A photo found in the collection of photos which were in the Library’s collection before a distinct, documented History Center collection was started in 1997 has multiple mysteries. The photo has penciled on the back the names of some of the soldiers but no key to which soldier is which: John Kutni; Westle Beck; Anton Johnson: Edward Engledow; Al Ostrom; Baumgarten (no first name listed). So one mystery: who is who? The librarian is identified as Ms. Irma Rayne.
In addition to the original photograph, a newspaper clipping that ran this photo with the caption above was in the library’s file. Someone typed on the top of the clipping that it was from the October 2, 1941 Bossier Tribune.
A reprint of the photo in the Shreveport Times for the library’s 25th anniversary says the maneuvers are the “state maneuvers prior to WWII” – undoubtedly referring to the famed “Louisiana Maneuvers” (see Ms. Pam’s History Lesson).
Unfortunately in the History Center’s collection we don’t have any record of the maneuvers in Bossier besides the photo identified in our collection as “Maneuvers at Benton, 1941” shown in the “History Lesson” at right. We do know that Barksdale hosted maneuvers and that the final battle of the 1941 Louisiana Maneuvers was the “Battle of Shreveport.” So where exactly were these soldiers arriving from night after night? Were they camped somewhere in the woods of Bossier Parish? Were locals sneaking them fresh water or selling them homemade bread as documented in the Alexandria area?
Another mystery – the original photo in our collection has handwritten on the back in cursive ink, “Return to Elizabeth Williams, Librarian” and the library address. Jotted in pencil is “Bossier Section” plus editorial placement marks and “Journal Star.” From searching LSU’s Louisiana Newspaper Project, there has not been a Louisiana paper with this name. Did another state’s newspaper run a story about Bossier and/or the Louisiana Maneuvers? And why make special mention of Bossier and include this picture – is it the hometown paper of one of the soldiers in the photo? If anyone has memories or heard stories of the maneuvers in Bossier or Barksdale please let us know! Contact Pam Carlisle at 318-746-7717 or firstname.lastname@example.org
MS. PAM’S HISTORY LESSON:
The Louisiana Maneuvers were large-scale training exercises beginning in 1939 including a mock ’war’ to prepare a young and inexperienced force for possible US entrance in the Second world war. The idea was for troops (and equipment, including newly designed tanks and aircraft) to be tested in actual primitive battle conditions. As General George Patton himself said, “If you could take these tanks through Louisiana, you could take them through hell.”

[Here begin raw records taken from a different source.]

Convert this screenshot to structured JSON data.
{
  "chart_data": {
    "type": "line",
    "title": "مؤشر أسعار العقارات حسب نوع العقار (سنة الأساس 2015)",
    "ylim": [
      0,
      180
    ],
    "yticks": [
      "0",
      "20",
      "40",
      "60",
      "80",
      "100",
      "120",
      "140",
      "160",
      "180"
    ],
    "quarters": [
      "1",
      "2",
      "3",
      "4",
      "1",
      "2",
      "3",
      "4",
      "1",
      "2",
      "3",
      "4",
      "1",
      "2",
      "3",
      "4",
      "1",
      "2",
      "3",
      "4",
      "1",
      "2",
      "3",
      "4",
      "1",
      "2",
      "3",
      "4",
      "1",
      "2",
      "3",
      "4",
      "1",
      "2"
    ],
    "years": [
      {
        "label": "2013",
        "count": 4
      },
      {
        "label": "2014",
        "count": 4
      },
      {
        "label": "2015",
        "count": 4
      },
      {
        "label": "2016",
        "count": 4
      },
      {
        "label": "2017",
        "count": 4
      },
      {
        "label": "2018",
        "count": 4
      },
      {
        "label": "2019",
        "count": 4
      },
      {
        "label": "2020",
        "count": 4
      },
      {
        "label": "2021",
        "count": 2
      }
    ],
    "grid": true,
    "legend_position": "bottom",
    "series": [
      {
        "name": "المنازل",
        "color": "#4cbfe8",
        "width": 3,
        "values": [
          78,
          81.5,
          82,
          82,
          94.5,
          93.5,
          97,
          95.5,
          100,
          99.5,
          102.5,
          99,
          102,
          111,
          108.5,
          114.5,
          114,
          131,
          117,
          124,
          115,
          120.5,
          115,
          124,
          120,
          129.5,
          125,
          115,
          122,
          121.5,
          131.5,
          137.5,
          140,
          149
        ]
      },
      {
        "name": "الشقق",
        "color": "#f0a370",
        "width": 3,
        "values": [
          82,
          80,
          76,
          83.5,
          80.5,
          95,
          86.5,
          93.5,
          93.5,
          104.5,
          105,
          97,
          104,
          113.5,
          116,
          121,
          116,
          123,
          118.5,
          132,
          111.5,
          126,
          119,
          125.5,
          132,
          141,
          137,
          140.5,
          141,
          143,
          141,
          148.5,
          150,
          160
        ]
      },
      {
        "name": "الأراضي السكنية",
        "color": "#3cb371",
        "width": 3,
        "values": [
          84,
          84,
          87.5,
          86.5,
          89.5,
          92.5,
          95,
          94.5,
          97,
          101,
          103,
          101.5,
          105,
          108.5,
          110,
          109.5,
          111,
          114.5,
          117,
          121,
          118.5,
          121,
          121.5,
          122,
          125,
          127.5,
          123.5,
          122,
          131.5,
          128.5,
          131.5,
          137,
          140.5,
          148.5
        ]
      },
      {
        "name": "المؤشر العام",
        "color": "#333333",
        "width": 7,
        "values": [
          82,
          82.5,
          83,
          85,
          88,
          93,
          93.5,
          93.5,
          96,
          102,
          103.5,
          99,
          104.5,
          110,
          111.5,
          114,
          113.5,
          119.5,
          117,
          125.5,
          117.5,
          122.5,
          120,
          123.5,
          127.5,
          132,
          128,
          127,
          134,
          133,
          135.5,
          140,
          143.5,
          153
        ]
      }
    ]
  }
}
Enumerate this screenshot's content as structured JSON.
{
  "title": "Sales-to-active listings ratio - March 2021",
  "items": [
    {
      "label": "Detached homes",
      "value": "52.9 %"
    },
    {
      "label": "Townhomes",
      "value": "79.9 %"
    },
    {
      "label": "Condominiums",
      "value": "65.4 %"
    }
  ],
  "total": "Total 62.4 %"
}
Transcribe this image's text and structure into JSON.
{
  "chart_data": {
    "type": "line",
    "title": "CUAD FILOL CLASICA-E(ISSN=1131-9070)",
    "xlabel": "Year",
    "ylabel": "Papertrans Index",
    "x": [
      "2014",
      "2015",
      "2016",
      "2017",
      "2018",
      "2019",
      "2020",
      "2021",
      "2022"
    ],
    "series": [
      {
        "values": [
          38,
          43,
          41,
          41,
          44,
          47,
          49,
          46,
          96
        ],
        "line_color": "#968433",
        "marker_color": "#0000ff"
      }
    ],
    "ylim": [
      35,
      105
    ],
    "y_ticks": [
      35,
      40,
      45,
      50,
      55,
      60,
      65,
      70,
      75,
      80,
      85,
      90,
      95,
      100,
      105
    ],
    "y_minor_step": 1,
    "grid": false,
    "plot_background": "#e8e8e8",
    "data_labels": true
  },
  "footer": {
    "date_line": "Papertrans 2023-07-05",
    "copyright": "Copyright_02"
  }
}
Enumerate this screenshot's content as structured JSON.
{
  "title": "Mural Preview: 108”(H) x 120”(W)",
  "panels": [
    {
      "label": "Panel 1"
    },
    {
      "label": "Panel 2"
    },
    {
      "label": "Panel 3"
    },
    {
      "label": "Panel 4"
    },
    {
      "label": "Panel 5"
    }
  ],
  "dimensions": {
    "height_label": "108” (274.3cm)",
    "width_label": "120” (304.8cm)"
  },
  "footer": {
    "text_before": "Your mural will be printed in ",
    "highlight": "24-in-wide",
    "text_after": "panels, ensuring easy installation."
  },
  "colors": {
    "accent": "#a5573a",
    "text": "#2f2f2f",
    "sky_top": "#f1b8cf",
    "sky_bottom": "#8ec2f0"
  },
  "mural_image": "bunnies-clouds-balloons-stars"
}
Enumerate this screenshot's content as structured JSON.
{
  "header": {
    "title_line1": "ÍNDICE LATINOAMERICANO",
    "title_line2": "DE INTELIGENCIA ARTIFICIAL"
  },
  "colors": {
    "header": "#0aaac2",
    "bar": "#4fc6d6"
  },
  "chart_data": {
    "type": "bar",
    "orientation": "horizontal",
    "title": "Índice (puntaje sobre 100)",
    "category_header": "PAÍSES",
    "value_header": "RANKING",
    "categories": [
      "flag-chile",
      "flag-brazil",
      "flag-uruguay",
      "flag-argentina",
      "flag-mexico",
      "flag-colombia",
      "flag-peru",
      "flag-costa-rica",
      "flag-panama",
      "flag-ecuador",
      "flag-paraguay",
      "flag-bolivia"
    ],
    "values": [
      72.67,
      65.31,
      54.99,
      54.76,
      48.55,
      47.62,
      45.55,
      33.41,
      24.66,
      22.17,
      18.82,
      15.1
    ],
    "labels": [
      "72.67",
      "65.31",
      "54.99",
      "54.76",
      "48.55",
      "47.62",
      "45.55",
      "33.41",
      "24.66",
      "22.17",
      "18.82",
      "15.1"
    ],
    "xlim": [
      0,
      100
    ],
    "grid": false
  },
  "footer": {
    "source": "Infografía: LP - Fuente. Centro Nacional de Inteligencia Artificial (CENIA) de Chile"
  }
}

The 1941 Louisiana Maneuvers were the largest training exercises ever in US Army history – before and since– and were held with half a million men in a 30,000 square mile area in northwest and central Louisiana. “The Second Army” commanded by General Ben Lear was pitted against the “Third Army” commanded by Lieu. General Walter Krueger fought for control of navigation rights to the Mississippi River. There were even real casualties—61 men total killed in accidents. They tested new types of equipment, strategy, supply systems and the use of massive divisions and corps instead of customarily small units. The maneuvers also brought public attention and money to the area and resulted in the establishment of new training camps like Fort Polk and Camps Claiborne and Beauregard. The 1941 maneuvers ended with the “Battle of Shreveport” in September, 1941 then moved to the Carolinas, wrapping up only 9 days before Japan attacked Pearl Harbor Dec 7, 1941 and the U.S. entered the war the following day.